Она вышла из темноты. На плечах была накидка, переливающаяся печальной радугой.
- Никто не может сказать, что жив, кто мертв…
Она сделала еще шаг вперед.
- … кроме моих деток.
Накидка рассыпалась. Словно от дуновения ветра или от легчайшего взмаха ресниц – она рассыпалась. Рассыпалась сотнями червей, которые даже на снегу переливались печальной радугой.
- Боже! – взвизгнула Кристина. Он подхватил ее на руки. Салли была спокойна. Джек тоже. Видимо, подобное зрелище было им привычно. Да, не богема, не богема.
- О.. ваше величество.. – улыбнулся Кукольник. – Я почему-то знал.
- Величество? – Кристина ткнула Призрака в бок и он опустил ее вниз.
- О да, - кивнул Кукольник и сделал чопорный жест. - Позвольте представить вам Королеву Червей.
- Королева Червей? Вы хотите сказать, Червонная Королева?
- Нет, я хочу сказать – червивая, - сухо ответила дама.
Один из червей подполз совсем близко к ноге Кристины и потыкался в нее головой…или что у него там было?
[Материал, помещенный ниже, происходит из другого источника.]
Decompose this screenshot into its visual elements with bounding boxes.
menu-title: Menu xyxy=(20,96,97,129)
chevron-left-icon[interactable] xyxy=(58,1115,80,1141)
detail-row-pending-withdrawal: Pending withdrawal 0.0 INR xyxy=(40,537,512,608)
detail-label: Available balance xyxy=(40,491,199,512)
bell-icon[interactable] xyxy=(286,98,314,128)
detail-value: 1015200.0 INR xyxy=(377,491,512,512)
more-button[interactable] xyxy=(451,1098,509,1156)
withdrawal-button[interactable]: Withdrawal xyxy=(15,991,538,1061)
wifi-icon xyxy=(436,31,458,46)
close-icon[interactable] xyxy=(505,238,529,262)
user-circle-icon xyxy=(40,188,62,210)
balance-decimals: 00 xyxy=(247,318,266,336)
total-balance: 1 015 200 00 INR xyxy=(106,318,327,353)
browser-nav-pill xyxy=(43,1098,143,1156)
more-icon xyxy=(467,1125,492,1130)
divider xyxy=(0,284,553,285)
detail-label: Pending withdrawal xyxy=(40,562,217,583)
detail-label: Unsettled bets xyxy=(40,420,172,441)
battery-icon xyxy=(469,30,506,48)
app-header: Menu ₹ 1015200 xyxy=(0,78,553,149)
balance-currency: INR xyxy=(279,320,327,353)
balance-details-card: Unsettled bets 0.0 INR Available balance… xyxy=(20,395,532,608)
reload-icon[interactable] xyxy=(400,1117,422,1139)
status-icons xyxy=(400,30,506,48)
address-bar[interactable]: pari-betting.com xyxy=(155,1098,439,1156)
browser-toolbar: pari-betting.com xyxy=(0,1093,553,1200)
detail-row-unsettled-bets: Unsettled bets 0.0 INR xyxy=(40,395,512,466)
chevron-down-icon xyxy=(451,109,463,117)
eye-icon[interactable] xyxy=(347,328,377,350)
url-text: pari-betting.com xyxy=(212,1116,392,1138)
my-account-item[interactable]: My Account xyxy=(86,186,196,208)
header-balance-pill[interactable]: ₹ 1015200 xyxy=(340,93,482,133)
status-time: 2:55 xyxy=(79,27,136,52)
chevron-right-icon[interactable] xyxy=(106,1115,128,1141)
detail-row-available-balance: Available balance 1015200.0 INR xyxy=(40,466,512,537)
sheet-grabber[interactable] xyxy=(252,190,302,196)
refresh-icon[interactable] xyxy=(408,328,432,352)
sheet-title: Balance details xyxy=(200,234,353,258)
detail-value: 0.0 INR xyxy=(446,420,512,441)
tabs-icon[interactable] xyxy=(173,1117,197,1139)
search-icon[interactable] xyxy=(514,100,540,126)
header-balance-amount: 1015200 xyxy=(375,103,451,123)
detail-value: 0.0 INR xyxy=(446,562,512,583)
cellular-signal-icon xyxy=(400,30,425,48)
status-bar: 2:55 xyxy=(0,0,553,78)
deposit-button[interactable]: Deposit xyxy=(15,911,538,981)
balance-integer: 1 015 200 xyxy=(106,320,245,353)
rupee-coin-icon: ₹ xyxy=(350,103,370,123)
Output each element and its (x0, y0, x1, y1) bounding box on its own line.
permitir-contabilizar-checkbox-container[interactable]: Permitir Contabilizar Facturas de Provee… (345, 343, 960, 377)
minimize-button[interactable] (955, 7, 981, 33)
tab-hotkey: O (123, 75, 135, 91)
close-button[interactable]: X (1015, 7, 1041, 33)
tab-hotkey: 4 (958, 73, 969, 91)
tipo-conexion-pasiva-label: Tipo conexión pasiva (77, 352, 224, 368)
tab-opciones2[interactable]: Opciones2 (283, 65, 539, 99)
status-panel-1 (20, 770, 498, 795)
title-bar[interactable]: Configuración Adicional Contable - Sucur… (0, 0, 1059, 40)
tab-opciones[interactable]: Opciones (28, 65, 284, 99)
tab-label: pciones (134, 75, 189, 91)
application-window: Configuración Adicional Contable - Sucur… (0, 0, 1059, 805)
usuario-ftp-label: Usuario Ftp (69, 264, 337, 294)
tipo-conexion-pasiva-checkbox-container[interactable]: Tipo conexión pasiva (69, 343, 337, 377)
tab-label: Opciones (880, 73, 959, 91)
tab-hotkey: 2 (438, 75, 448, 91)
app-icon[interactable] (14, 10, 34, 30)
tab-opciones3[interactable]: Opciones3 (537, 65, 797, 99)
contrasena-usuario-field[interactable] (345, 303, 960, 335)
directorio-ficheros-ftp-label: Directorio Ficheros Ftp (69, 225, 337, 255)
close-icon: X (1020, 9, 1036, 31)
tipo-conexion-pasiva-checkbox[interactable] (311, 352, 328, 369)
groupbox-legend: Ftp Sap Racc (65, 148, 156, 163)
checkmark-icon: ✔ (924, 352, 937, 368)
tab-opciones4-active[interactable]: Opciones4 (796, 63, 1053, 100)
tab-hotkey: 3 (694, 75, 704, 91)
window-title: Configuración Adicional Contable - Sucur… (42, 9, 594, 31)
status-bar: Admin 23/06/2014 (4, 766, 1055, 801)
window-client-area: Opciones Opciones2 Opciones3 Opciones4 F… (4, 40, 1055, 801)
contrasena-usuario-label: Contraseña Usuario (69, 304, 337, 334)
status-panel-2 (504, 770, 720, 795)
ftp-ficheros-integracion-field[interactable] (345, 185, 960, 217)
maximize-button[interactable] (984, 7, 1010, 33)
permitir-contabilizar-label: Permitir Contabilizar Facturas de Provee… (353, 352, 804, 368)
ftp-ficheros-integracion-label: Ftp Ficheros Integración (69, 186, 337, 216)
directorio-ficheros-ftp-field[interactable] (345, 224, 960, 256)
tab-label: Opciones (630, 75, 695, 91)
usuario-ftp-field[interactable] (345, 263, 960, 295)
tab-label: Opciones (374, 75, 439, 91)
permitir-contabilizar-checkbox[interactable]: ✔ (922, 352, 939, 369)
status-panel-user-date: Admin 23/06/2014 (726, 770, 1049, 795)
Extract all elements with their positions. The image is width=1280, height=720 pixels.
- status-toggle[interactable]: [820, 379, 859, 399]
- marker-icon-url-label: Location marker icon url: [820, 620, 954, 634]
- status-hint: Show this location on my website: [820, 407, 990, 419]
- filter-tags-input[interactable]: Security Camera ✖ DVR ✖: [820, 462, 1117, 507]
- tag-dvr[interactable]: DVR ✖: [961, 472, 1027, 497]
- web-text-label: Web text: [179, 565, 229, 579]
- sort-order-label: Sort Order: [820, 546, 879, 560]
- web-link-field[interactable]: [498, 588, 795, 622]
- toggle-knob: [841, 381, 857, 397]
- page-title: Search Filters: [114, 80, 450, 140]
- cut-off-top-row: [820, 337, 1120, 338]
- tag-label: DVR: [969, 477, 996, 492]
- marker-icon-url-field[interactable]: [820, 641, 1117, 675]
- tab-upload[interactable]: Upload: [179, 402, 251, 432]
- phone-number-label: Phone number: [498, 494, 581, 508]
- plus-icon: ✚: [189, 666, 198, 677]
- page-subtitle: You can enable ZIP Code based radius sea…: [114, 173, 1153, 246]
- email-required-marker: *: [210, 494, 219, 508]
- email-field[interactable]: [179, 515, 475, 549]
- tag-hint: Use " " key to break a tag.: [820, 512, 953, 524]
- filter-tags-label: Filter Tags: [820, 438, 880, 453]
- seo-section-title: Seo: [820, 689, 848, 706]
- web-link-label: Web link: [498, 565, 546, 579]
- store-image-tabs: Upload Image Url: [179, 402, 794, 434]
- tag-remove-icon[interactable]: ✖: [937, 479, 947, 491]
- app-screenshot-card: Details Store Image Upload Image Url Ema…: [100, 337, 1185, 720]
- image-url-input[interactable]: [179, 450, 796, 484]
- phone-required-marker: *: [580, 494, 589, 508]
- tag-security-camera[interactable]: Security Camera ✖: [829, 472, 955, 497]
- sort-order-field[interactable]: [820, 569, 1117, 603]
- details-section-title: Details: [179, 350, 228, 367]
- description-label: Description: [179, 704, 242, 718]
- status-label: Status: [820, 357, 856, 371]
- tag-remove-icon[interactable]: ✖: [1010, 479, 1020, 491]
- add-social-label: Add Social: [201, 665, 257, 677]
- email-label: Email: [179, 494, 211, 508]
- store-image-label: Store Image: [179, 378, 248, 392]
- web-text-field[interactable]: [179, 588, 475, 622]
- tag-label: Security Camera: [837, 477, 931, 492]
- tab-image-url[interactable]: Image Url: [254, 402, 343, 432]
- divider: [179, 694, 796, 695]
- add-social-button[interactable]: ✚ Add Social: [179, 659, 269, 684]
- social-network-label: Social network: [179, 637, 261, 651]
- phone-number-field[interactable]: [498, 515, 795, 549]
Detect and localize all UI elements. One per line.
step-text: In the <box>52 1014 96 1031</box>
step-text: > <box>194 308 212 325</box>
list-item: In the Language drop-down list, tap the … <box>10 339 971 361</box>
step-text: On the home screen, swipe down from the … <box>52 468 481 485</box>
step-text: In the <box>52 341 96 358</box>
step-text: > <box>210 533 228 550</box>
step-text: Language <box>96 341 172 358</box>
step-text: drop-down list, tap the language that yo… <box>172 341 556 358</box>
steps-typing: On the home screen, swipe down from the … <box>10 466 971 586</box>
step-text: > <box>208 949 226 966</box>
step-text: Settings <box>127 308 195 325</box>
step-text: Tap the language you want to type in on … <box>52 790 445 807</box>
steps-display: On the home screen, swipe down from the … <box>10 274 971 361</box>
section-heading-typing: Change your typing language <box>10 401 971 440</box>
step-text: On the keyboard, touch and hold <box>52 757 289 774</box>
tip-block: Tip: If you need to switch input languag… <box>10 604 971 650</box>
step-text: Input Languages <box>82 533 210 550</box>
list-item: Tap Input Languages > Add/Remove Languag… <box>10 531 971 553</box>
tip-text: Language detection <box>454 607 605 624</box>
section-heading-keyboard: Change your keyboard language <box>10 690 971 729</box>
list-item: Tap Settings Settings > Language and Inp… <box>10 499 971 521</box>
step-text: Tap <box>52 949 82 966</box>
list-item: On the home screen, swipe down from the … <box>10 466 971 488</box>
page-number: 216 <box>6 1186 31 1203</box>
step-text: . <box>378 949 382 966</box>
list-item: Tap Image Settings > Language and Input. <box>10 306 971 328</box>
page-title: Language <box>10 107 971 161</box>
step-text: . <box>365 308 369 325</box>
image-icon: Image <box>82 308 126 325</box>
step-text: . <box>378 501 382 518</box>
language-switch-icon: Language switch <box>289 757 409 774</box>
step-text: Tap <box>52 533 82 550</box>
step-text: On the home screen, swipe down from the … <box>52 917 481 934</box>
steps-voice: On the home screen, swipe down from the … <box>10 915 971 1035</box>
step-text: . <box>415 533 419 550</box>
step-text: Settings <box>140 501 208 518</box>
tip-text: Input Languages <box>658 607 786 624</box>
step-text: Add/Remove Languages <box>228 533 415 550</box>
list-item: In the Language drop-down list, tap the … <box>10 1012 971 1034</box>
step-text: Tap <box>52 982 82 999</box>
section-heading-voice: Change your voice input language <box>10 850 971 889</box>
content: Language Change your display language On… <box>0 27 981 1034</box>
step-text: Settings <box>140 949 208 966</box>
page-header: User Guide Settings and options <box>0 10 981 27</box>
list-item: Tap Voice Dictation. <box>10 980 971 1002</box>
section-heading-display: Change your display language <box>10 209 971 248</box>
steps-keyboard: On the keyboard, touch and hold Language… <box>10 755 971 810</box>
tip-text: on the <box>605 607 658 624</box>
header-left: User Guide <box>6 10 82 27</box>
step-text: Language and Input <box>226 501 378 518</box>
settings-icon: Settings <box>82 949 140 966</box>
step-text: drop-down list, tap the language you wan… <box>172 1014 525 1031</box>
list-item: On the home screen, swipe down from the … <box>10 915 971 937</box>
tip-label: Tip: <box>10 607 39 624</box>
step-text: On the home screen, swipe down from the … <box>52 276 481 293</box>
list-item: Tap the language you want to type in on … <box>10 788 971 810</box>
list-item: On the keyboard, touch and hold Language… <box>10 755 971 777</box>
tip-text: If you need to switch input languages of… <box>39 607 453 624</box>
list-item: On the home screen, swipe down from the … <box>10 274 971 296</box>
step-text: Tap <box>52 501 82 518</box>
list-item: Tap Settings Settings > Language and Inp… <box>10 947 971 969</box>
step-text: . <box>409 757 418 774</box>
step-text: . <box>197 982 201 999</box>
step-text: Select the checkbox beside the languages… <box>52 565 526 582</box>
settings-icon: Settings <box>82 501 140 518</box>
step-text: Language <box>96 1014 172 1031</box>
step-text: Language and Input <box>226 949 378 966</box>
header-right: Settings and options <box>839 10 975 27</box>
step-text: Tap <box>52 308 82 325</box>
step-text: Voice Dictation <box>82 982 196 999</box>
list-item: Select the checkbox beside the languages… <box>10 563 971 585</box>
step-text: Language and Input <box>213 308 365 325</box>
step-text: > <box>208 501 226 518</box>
- Вы ему нравитесь, - улыбнулась Королева.
- Я польщена, - сухо ответила Кристина, убирая ногу.
- Мои детки избирательны.
- Я польщена вдвойне.
- Вам не нравится, что вы ему понравились?
- Я придерживаюсь именно этой точки зрения.
Королева Червей усмехнулась.
- Иди ко мне, малыш, - сказала она. – Эта девочка не умеет видеть красоту внутри.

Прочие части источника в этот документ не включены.